Start following the FireSim documentation from Initial Setup/Installation but ending at Setting up the FireSim Repo (make sure to NOT clone the FireSim repository)
Run the following commands:
#!/bin/bash
FIRESIM_MACHINE_LAUNCH_GH_URL="https://raw.githubusercontent.com/firesim/firesim/final-tutorial-2022-isca/scripts/machine-launch-script.sh"
curl -fsSLo machine-launch-script.sh "$FIRESIM_MACHINE_LAUNCH_GH_URL"

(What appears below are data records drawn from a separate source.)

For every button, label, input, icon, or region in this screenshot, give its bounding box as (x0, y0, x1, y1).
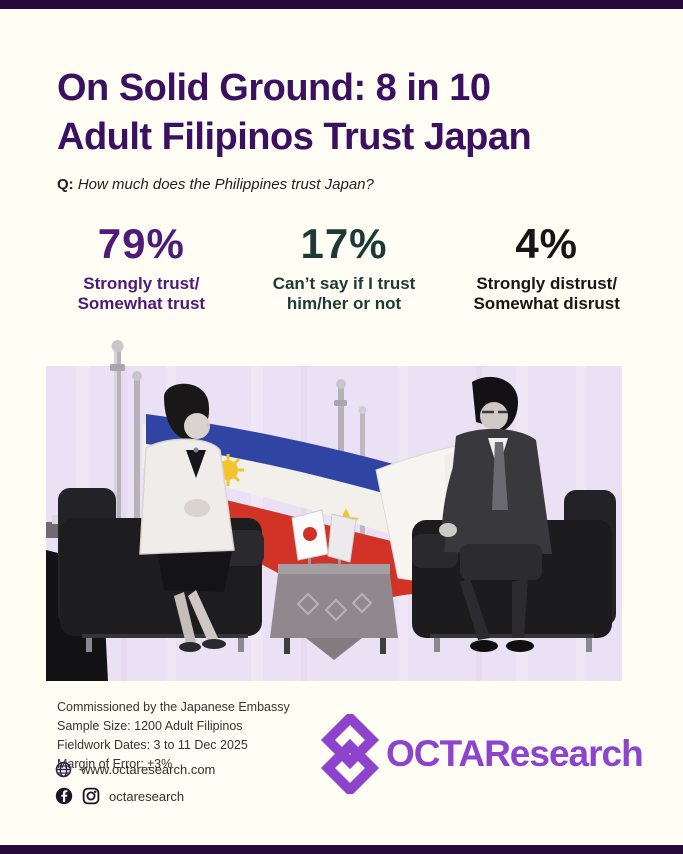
brand-name: OCTAResearch (386, 733, 644, 774)
question-prefix: Q: (57, 176, 74, 193)
note-margin-of-error: Margin of Error: ±3% (57, 757, 173, 771)
social-row: octaresearch (55, 787, 184, 805)
stat-trust-value: 79% (97, 220, 185, 267)
title-line-2: Adult Filipinos Trust Japan (57, 116, 532, 158)
top-accent-bar (0, 0, 683, 9)
website-url: www.octaresearch.com (81, 762, 216, 777)
instagram-icon (82, 787, 100, 805)
mini-flags-icon (291, 509, 357, 573)
page-title: On Solid Ground: 8 in 10 Adult Filipinos… (57, 64, 637, 162)
note-sample-size: Sample Size: 1200 Adult Filipinos (57, 719, 243, 733)
title-line-1: On Solid Ground: 8 in 10 (57, 67, 491, 109)
website-row: www.octaresearch.com (55, 761, 215, 778)
social-handle: octaresearch (109, 788, 185, 804)
facebook-icon (55, 787, 73, 805)
octa-logo-icon (320, 714, 380, 794)
stat-distrust-value: 4% (515, 220, 579, 267)
stat-trust-label: Strongly trust/ Somewhat trust (77, 274, 206, 313)
meeting-photo (46, 338, 622, 681)
survey-notes: Commissioned by the Japanese Embassy Sam… (57, 698, 290, 774)
stat-neutral-value: 17% (300, 220, 388, 267)
note-fieldwork-dates: Fieldwork Dates: 3 to 11 Dec 2025 (57, 738, 248, 752)
stat-distrust: 4% Strongly distrust/ Somewhat disrust (445, 220, 648, 314)
survey-question: Q: How much does the Philippines trust J… (57, 176, 374, 193)
stat-trust: 79% Strongly trust/ Somewhat trust (40, 220, 243, 314)
stat-neutral: 17% Can’t say if I trust him/her or not (243, 220, 446, 314)
japanese-pm-figure (139, 383, 235, 652)
question-text: How much does the Philippines trust Japa… (73, 176, 374, 193)
stat-neutral-label: Can’t say if I trust him/her or not (272, 274, 416, 313)
globe-icon (55, 761, 72, 778)
table-with-flags (270, 509, 398, 660)
bottom-accent-bar (0, 845, 683, 854)
brand-block: OCTAResearch (320, 714, 644, 794)
stat-distrust-label: Strongly distrust/ Somewhat disrust (473, 274, 620, 313)
stats-row: 79% Strongly trust/ Somewhat trust 17% C… (40, 220, 648, 314)
philippine-president-figure (439, 376, 552, 652)
note-commissioned: Commissioned by the Japanese Embassy (57, 700, 290, 714)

chmod +x machine-launch-script.sh
./machine-launch-script.sh
source ~/.bashrc
export MAKEFLAGS=-j16
sudo yum install -y nano
mkdir -p ~/.vim/{ftdetect,indent,syntax} && for d in ftdetect indent syntax ; do wget -O ~/.vim/$d/scala.vim https://raw.githubusercontent.com/derekwyatt/vim-scala/master/$d/scala.vim; done
echo "colorscheme ron" >> /home/centos/.vimrc
cd ~/
(
git clone https://github.com/ucb-bar/chipyard -b final-tutorial-2022-isca-morning chipyard-morning
cd chipyard-morning
./scripts/init-submodules-no-riscv-tools.sh --skip-validate
./scripts/build-toolchains.sh ec2fast
source env.sh
./scripts/firesim-setup.sh --fast
cd sims/firesim
source sourceme-f1-manager.sh
cd ~/chipyard-morning/sims/verilator/
make
make clean
cd ~/chipyard-morning
chmod +x scripts/repo-clean.sh
./scripts/repo-clean.sh
git checkout scripts/repo-clean.sh
)
cd ~/
(
git clone https://github.com/ucb-bar/chipyard -b final-tutorial-2022-isca chipyard-afternoon
cd chipyard-afternoon
./scripts/init-submodules-no-riscv-tools.sh --skip-validate
./scripts/build-toolchains.sh ec2fast
source env.sh
./scripts/firesim-setup.sh --fast
cd sims/firesim
source sourceme-f1-manager.sh
cd sim
unset MAKEFLAGS
make f1
export MAKEFLAGS=-j16
cd ../sw/firesim-software
./init-submodules.sh
marshal -v build br-base.json
cd ~/chipyard-afternoon/generators/sha3/software/
git submodule update --init esp-isa-sim
git submodule update --init linux
./build-spike.sh
./build.sh
cd ~/chipyard-afternoon/generators/sha3/software/
marshal -v build marshal-configs/sha3-linux-jtr-test.yaml
marshal -v build marshal-configs/sha3-linux-jtr-crack.yaml
marshal -v install marshal-configs/sha3*.yaml
cd ~/chipyard-afternoon/sims/firesim/sim/
unset MAKEFLAGS
make f1 DESIGN=FireSim TARGET_CONFIG=WithNIC_DDR3FRFCFSLLC4MB_WithDefaultFireSimBridges_WithFireSimHighPerfConfigTweaks_chipyard.QuadRocketConfig PLATFORM_CONFIG=F90MHz_BaseF1Config
make f1 DESIGN=FireSim TARGET_CONFIG=WithNIC_DDR3FRFCFSLLC4MB_WithDefaultFireSimBridges_WithFireSimHighPerfConfigTweaks_chipyard.LargeBoomConfig PLATFORM_CONFIG=F65MHz_BaseF1Config
make f1 DESIGN=FireSim TARGET_CONFIG=WithDefaultFireSimBridges_WithFireSimHighPerfConfigTweaks_chipyard.RocketConfig PLATFORM_CONFIG=F90MHz_BaseF1Config
make f1 DESIGN=FireSim TARGET_CONFIG=WithNIC_DDR3FRFCFSLLC4MB_WithDefaultFireSimBridges_WithFireSimHighPerfConfigTweaks_chipyard.Sha3RocketConfig PLATFORM_CONFIG=F65MHz_BaseF1Config
make f1 DESIGN=FireSim TARGET_CONFIG=DDR3FRFCFSLLC4MB_WithDefaultFireSimBridges_WithFireSimHighPerfConfigTweaks_chipyard.Sha3RocketConfig PLATFORM_CONFIG=F65MHz_BaseF1Config
make f1 DESIGN=FireSim TARGET_CONFIG=DDR3FRFCFSLLC4MB_WithDefaultFireSimBridges_WithFireSimHighPerfConfigTweaks_chipyard.Sha3RocketPrintfConfig PLATFORM_CONFIG=F30MHz_WithPrintfSynthesis_BaseF1Config
export MAKEFLAGS=-j16
cd ~/chipyard-afternoon
chmod +x scripts/repo-clean.sh
./scripts/repo-clean.sh
git checkout scripts/repo-clean.sh
)
Next copy the following contents and replace your entire
~/.bashrc
file with this:
# .bashrc
# Source global definitions
if [ -f /etc/bashrc ]; then
. /etc/bashrc
fi
# Uncomment the following line if you don't like systemctl's auto-paging feature:
# export SYSTEMD_PAGER=
# User specific aliases and functions
cd /home/centos/chipyard-afternoon && source env.sh && cd sims/firesim && source sourceme-f1-manager.sh && cd /home/centos/
export FDIR=/home/centos/chipyard-afternoon/sims/firesim/
export CDIR=/home/centos/chipyard-afternoon/
All done! Now continue with the in-person tutorial.